You Can Get a 26 Foot Oculus Link Cable for $34 With an Active Extender

 Oculus LinkはFacebookが2019年11月にリリースした機能。USBケーブルでPCとOculus Questをつなぐことで、Oculus QuestをPC用VRゴーグルとして利用できるようになる。「Oculus Rift」用や「SteamVR」対応のコンテンツが動作する、Oculus Questの利用範囲を大幅に拡張するアップデートだ。

 上記記事で試したのは、Ankerの「PowerLine USB-C & USB 3.0 ケーブル (3.0m)」とCableCreationの「Active USB Extension Cable(約5m)」の組み合わせ。合計で約8mのケーブルで正常に動作したという。


ポイントは「アクティブケーブル」

ポイントは「アクティブケーブル」

 Oculus Linkのケーブル対応状況は、かなり分かりにくい。一応USB 3.0に対応したUSBケーブルなら利用できるのだが、Facebookは品質が高いケーブルでないと正常に動作しないとしている。VRゴーグルとPCをつなぐ以上、相応に長いケーブルが必要になり、ケーブル長が伸びると信号の減衰が大きくなるためだ。しきい値が明確でない上、見た目では判別できない。

 そこでFacebookは専用の「Oculus Linkヘッドセットケーブル(5m)」(1万200円、税込み)を販売している。ケーブルとしては非常に高価だが、これは光ファイバーを使用した「アクティブケーブル」だからだ。アクティブケーブルとは信号を増幅する「リピーター」を内蔵したケーブルのことで、減衰した信号を補完するため通常より長いケーブルを作れる。

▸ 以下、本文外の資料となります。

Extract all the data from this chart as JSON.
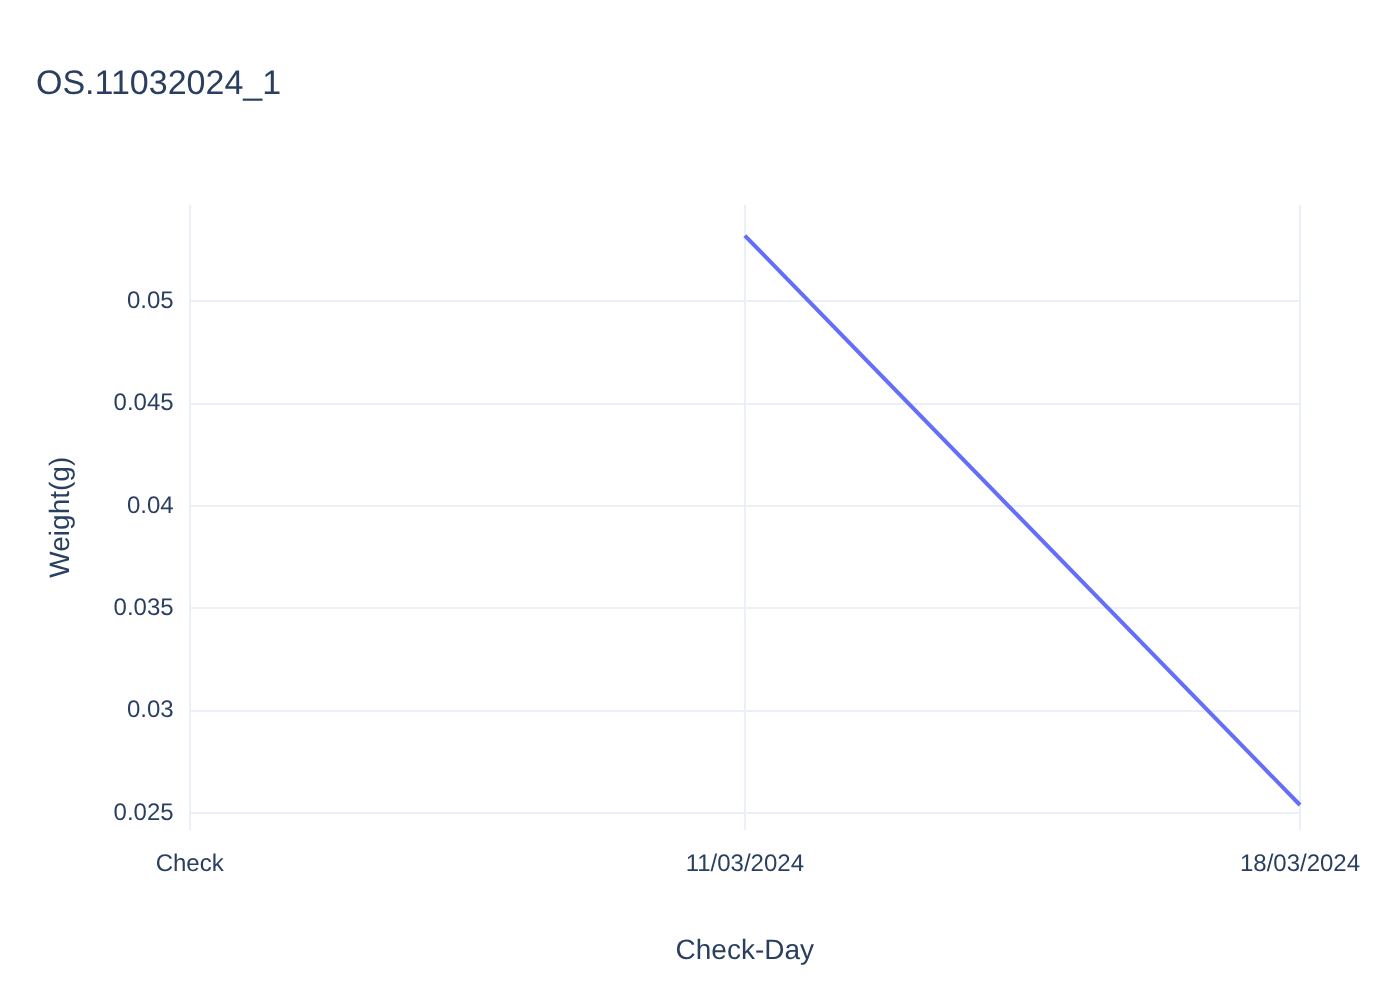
{
  "chart_data": {
    "type": "line",
    "title": "OS.11032024_1",
    "xlabel": "Check-Day",
    "ylabel": "Weight(g)",
    "categories": [
      "Check",
      "11/03/2024",
      "18/03/2024"
    ],
    "series": [
      {
        "color": "#636efa",
        "values": [
          null,
          0.0532,
          0.0254
        ]
      }
    ],
    "ylim": [
      0.0242,
      0.0547
    ],
    "yticks": [
      0.025,
      0.03,
      0.035,
      0.04,
      0.045,
      0.05
    ],
    "grid": true,
    "legend": false,
    "marker": "none",
    "line_style": "solid"
  }
}
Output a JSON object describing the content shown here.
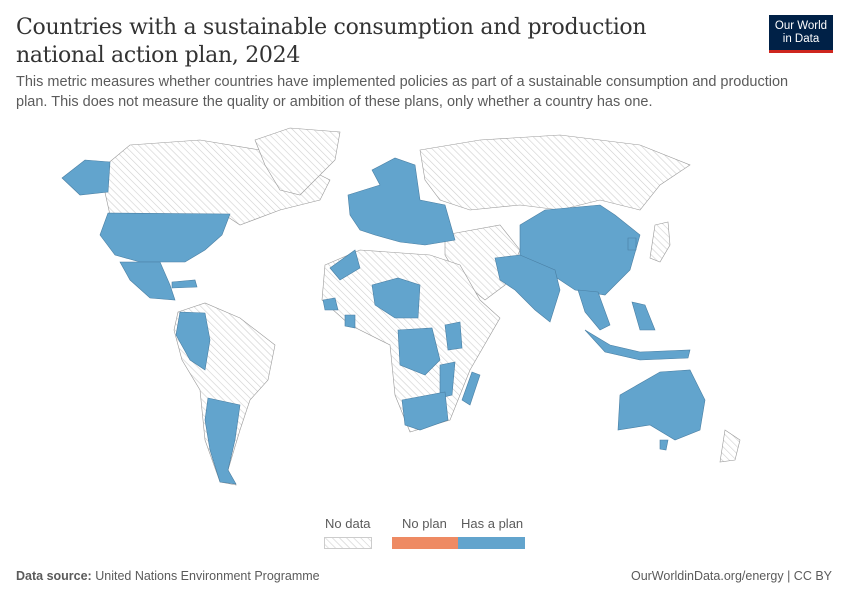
{
  "header": {
    "title": "Countries with a sustainable consumption and production national action plan, 2024",
    "subtitle": "This metric measures whether countries have implemented policies as part of a sustainable consumption and production plan. This does not measure the quality or ambition of these plans, only whether a country has one.",
    "logo": "Our World in Data"
  },
  "legend": {
    "items": [
      {
        "label": "No data",
        "color": "hatched"
      },
      {
        "label": "No plan",
        "color": "#ee8a63"
      },
      {
        "label": "Has a plan",
        "color": "#62a4cd"
      }
    ]
  },
  "colors": {
    "has_plan": "#62a4cd",
    "no_plan": "#ee8a63",
    "no_data": "#e0e0e0"
  },
  "footer": {
    "source_label": "Data source:",
    "source": "United Nations Environment Programme",
    "link": "OurWorldinData.org/energy",
    "license": "CC BY"
  }
}
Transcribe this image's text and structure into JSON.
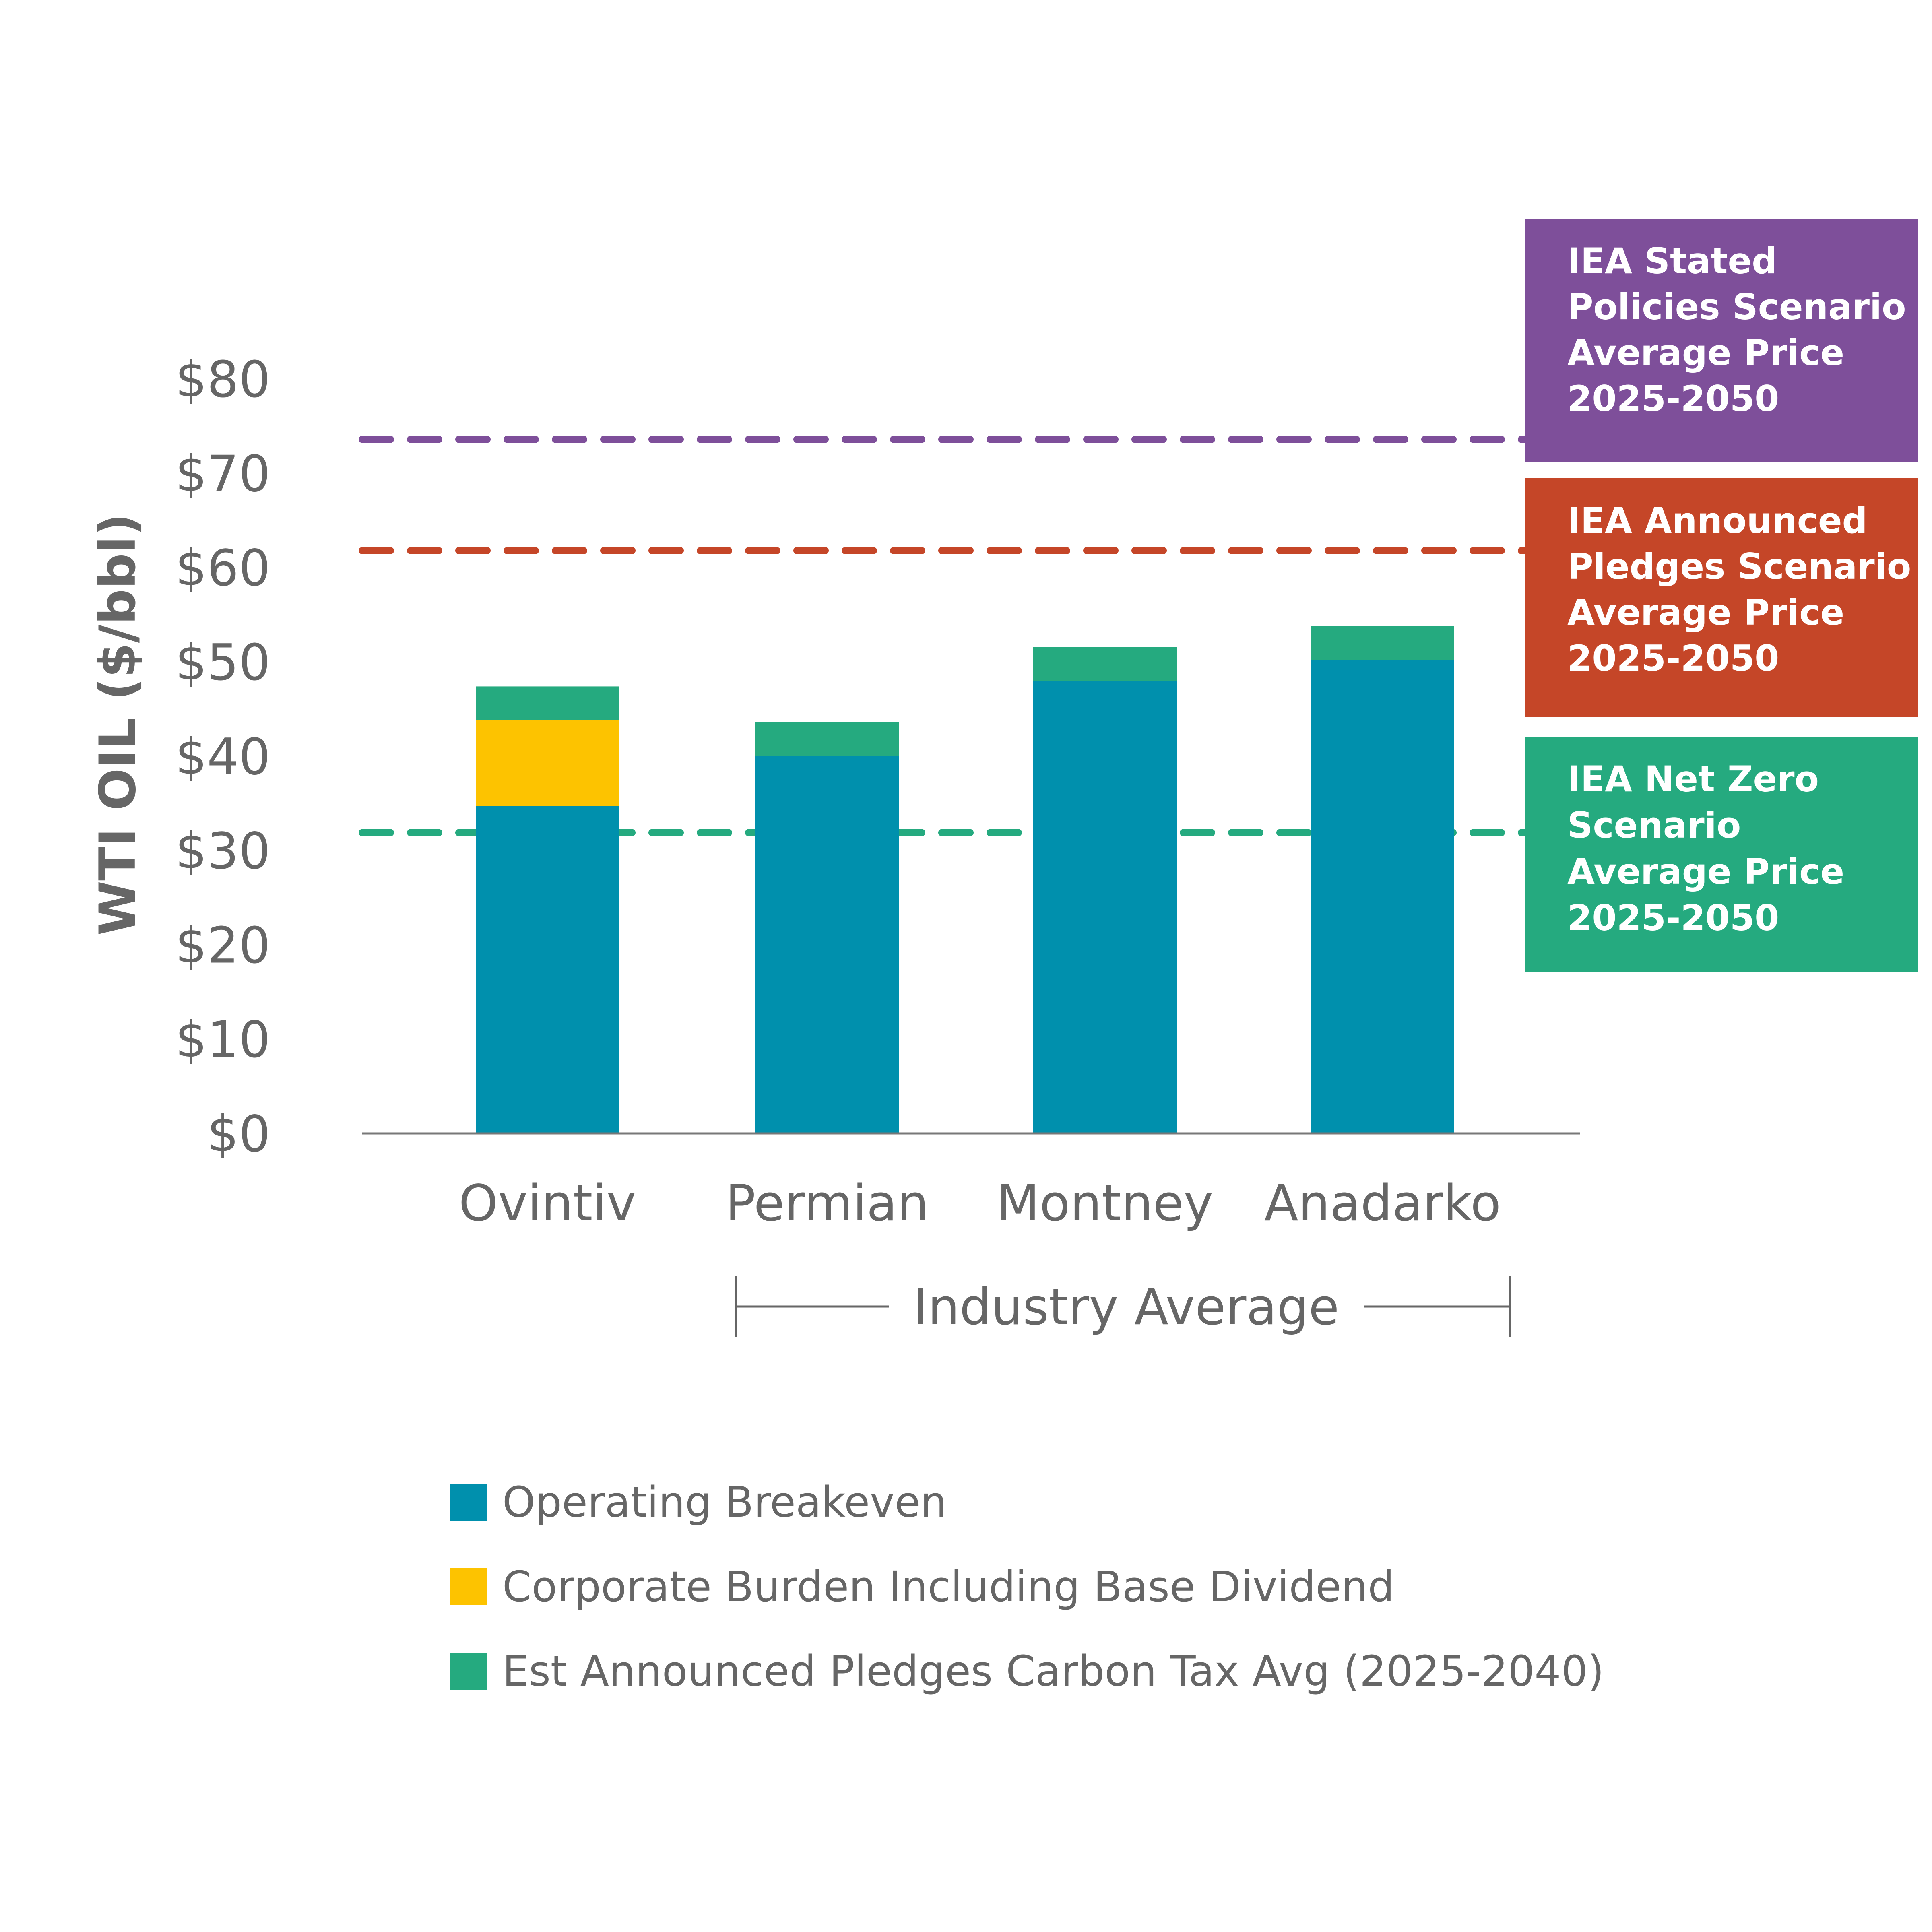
{
  "chart_data": {
    "type": "bar",
    "stacked": true,
    "ylabel": "WTI OIL ($/bbl)",
    "ylim": [
      0,
      80
    ],
    "y_ticks": [
      "$0",
      "$10",
      "$20",
      "$30",
      "$40",
      "$50",
      "$60",
      "$70",
      "$80"
    ],
    "y_tick_values": [
      0,
      10,
      20,
      30,
      40,
      50,
      60,
      70,
      80
    ],
    "categories": [
      "Ovintiv",
      "Permian",
      "Montney",
      "Anadarko"
    ],
    "series": [
      {
        "name": "Operating Breakeven",
        "color": "#0090ad",
        "values": [
          34.7,
          40,
          48,
          50.2
        ]
      },
      {
        "name": "Corporate Burden Including Base Dividend",
        "color": "#fdc300",
        "values": [
          9.1,
          0,
          0,
          0
        ]
      },
      {
        "name": "Est Announced Pledges Carbon Tax Avg (2025-2040)",
        "color": "#25aa7f",
        "values": [
          3.6,
          3.6,
          3.6,
          3.6
        ]
      }
    ],
    "reference_lines": [
      {
        "value": 73.6,
        "color": "#7e4f9a",
        "label_lines": [
          "IEA Stated",
          "Policies Scenario",
          "Average Price",
          "2025-2050"
        ]
      },
      {
        "value": 61.8,
        "color": "#c54628",
        "label_lines": [
          "IEA Announced",
          "Pledges Scenario",
          "Average Price",
          "2025-2050"
        ]
      },
      {
        "value": 31.9,
        "color": "#25aa7f",
        "label_lines": [
          "IEA Net Zero",
          "Scenario",
          "Average Price",
          "2025-2050"
        ]
      }
    ],
    "group_bracket": {
      "label": "Industry Average",
      "from_category": 1,
      "to_category": 3
    },
    "legend_position": "bottom"
  }
}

 Oculus Linkのために長いケーブルが欲しい場合、ただ延長ケーブルをつないだだけでは正しく動作しなくなる可能性が高い。上記記事では細かく解説していないが、延長ケーブルにアクティブケーブルを選んでいることがポイントだ。

 AnkerのPowerLine USB-C & USB 3.0 ケーブル (3.0m)はFacebookが「社内でテストして良好な結果が得られています」とする、お墨付きのケーブルだ。実勢価格は税込みで約1200円と手頃だが、長さは3mと公式ケーブルの5mよりも短い。長いケーブルがほしい場合は専用ケーブルも選択肢に入るだろう。しかし、昨今の新型コロナウイルスの影響で専用ケーブルは公式サイトで売り切れとなっている(2020年3月16日現在)。こうした状況も踏まえると、今Oculus Linkを試したい人にとってRoad to VRのテスト情報は非常に有用となるだろう。